Sandman-1 commented 2 months ago

Hello, Ben! Hope your vacation went well. Thank you so much for all the suggestions you gave me. I managed to get this step sorted out. I just had to remove 10 cells that had NA values for some of their counts. Wonder how those got there, but anyways...

I am now in the process of clustering and annotating my dataset, and I did have a few questions regarding this. I can create a separate thread if you would like. Should I expect over 177 and 12,000 clusters to be generated from the cluster_graph_louvain and cluster_graph_leiden commands, respectively, with default values? I understand I have a lot of cells (approximately 4.2 million), but this does seem like an excessive amount of clusters. I also don't know why the Leiden algorithm is giving me clusters in the thousands especially.

For more information, I am using the integrated harmony reduction I created from principal components 2-100. I threw out PC 1 because it explains less variance than PC 2. My code to do all of this is as follows:

bnprks commented 2 months ago

Hi @Sandman-1, glad that you were able to get the SVDs sorted out. You can lower the number of clusters you get by setting the resolution parameter smaller (I'd suggest starting by making it 10x smaller on leiden, then dialing it back if needed). I have noticed that leiden has a tendency to give way too many clusters (hence why I've decreased the default resolution parameter to 0.001), but this depends on the data so you may need something even smaller.
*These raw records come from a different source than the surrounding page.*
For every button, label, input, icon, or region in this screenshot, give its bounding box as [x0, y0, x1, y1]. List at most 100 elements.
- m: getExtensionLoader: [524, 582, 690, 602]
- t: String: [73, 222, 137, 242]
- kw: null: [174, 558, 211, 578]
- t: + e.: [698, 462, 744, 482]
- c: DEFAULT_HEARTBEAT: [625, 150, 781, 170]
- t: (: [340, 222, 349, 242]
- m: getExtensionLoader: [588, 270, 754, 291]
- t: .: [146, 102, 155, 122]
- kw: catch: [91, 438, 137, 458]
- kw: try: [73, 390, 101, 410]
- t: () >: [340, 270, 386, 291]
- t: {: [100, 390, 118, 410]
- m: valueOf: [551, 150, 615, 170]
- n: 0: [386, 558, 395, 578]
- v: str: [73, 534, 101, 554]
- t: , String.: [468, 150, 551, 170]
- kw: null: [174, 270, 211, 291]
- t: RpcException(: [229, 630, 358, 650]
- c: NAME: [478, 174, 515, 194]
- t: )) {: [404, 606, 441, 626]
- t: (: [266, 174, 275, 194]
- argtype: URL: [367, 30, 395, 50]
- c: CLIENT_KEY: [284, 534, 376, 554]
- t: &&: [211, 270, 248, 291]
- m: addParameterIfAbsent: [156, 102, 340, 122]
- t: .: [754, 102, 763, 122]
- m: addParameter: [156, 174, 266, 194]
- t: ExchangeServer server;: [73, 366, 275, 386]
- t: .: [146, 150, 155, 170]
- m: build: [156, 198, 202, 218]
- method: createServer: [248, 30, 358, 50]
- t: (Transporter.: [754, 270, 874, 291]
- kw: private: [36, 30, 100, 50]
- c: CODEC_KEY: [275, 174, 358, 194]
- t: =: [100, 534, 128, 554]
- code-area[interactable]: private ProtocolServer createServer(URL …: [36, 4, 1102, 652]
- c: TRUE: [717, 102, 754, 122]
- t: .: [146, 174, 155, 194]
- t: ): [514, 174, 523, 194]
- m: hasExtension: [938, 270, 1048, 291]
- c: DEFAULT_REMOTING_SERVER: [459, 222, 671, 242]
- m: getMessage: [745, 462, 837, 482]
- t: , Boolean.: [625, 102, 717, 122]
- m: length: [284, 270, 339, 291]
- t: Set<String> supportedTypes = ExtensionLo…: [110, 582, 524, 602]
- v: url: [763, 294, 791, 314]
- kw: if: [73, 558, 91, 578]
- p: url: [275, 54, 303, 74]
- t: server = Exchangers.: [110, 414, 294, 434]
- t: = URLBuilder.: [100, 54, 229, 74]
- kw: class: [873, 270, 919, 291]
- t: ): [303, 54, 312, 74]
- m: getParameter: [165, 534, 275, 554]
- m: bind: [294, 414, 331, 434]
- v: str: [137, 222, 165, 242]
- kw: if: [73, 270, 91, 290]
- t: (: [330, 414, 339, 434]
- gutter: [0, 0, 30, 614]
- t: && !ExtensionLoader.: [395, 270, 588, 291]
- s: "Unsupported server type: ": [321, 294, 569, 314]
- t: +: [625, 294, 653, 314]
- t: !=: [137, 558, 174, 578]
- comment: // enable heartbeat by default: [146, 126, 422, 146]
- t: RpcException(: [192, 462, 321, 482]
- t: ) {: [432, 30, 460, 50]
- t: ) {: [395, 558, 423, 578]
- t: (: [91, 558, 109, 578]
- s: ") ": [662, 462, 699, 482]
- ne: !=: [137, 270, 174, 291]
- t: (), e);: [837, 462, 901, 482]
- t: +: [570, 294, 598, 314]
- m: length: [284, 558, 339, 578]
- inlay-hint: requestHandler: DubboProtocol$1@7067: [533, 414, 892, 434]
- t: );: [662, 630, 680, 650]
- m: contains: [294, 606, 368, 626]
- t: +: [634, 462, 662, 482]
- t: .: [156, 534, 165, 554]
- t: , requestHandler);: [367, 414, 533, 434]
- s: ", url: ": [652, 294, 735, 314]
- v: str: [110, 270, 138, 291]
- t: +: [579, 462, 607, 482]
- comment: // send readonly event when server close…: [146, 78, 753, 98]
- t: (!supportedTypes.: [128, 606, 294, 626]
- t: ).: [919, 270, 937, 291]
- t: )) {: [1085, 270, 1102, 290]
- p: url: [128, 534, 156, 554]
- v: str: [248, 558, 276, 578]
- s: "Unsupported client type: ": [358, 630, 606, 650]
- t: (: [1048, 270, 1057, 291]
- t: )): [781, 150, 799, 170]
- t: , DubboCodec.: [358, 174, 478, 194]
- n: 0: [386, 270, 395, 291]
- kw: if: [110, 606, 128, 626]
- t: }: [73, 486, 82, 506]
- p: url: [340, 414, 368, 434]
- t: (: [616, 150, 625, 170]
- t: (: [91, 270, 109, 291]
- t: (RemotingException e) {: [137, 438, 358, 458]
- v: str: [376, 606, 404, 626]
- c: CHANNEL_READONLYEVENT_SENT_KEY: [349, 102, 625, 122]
Ultimately there's not a "correct" number of clusters, it just depends what granularity you want for your analysis.

The BPCells clustering functions are just thin wrappers around igraph or Seurat functions, so probably the only change we'd reasonably be able to make here is adjusting the default resolution parameter. If you experiment and find some values that get you closer to your desired cluster count, feel free to let me know so I can think about adjusting the default for the future.